Naquele contexto, apesar de intensas lutas da classe trabalhadora por direitos, a Frente Popular atuou como mediadora entre sindicatos e patronato, servindo para conter o processo revolucionário. No primeiro exemplo, a desmoralização que se seguiu levou à queda do governo em 1938, substituído por um governo conservador.
Frente Ampla: um governo a serviço da burguesia
O terceiro Governo Lula é menos uma Frente Popular e mais uma Frente Ampla, como o próprio Lula e o PSOL defendem.
É um governo que está a serviço dos interesses da burguesia, mas que conta com o apoio de organizações da classe trabalhadora, com a justificativa de impedir uma nova vitória eleitoral do bolsonarismo.
Por outro lado, ainda que existam importantes processos de mobilização, como a luta pelo fim da escala 6×1, não vivemos um momento de ascenso no Brasil. Nesse contexto, a relação do MES com o governo acaba por ser exclusivamente de defesa de medidas “progressivas”, com uma postura de pouco combate ao governo. Dizem ser independentes; mas, de fato, apoiam o governo.

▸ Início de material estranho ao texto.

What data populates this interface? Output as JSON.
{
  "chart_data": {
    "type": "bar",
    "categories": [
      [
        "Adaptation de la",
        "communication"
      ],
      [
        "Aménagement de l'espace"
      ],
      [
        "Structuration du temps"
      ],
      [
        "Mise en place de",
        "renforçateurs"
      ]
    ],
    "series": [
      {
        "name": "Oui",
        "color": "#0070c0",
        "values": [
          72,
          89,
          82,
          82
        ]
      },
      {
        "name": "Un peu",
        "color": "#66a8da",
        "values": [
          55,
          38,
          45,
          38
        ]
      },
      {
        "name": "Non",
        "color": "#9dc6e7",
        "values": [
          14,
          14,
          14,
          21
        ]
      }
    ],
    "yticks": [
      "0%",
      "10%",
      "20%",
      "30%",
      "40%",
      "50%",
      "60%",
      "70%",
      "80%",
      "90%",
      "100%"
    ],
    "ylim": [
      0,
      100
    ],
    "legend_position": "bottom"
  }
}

Essa posição, ao invés de desmascarar o governo, engana a classe trabalhadora. Ao não ter uma atitude firme e coerente de independência de classe, joga quem é contra as medidas do governo nos braços da extrema direita.
Saída
Por uma oposição de esquerda ao governo
No texto mencionado, o MES ainda afirma que “os princípios da fundação do PSOL são incompatíveis com a integração em um governo de colaboração de classes.”
Mas o fato é que o PSOL se integra cada vez mais à institucionalidade, colocando a esquerda do partido perante uma situação em que a decisão de continuar no PSOL implica, como consequência, em uma adesão ao governo. Procurar fórmulas jurídicas, não fará com que o PSOL seja independente.
O PSTU afirma que é impossível combater o bolsonarismo sem combater o governo e sua política econômica. Muito menos construir uma alternativa revolucionária e socialista para a classe trabalhadora apoiando o governo Lula.
Em nome de uma suposta governabilidade “progressista”, o PSOL se integra cada vez mais ao governo. Para romper esse ciclo, é necessário construir uma oposição de esquerda forte, que dispute a consciência da classe trabalhadora e lute por um projeto socialista e revolucionário.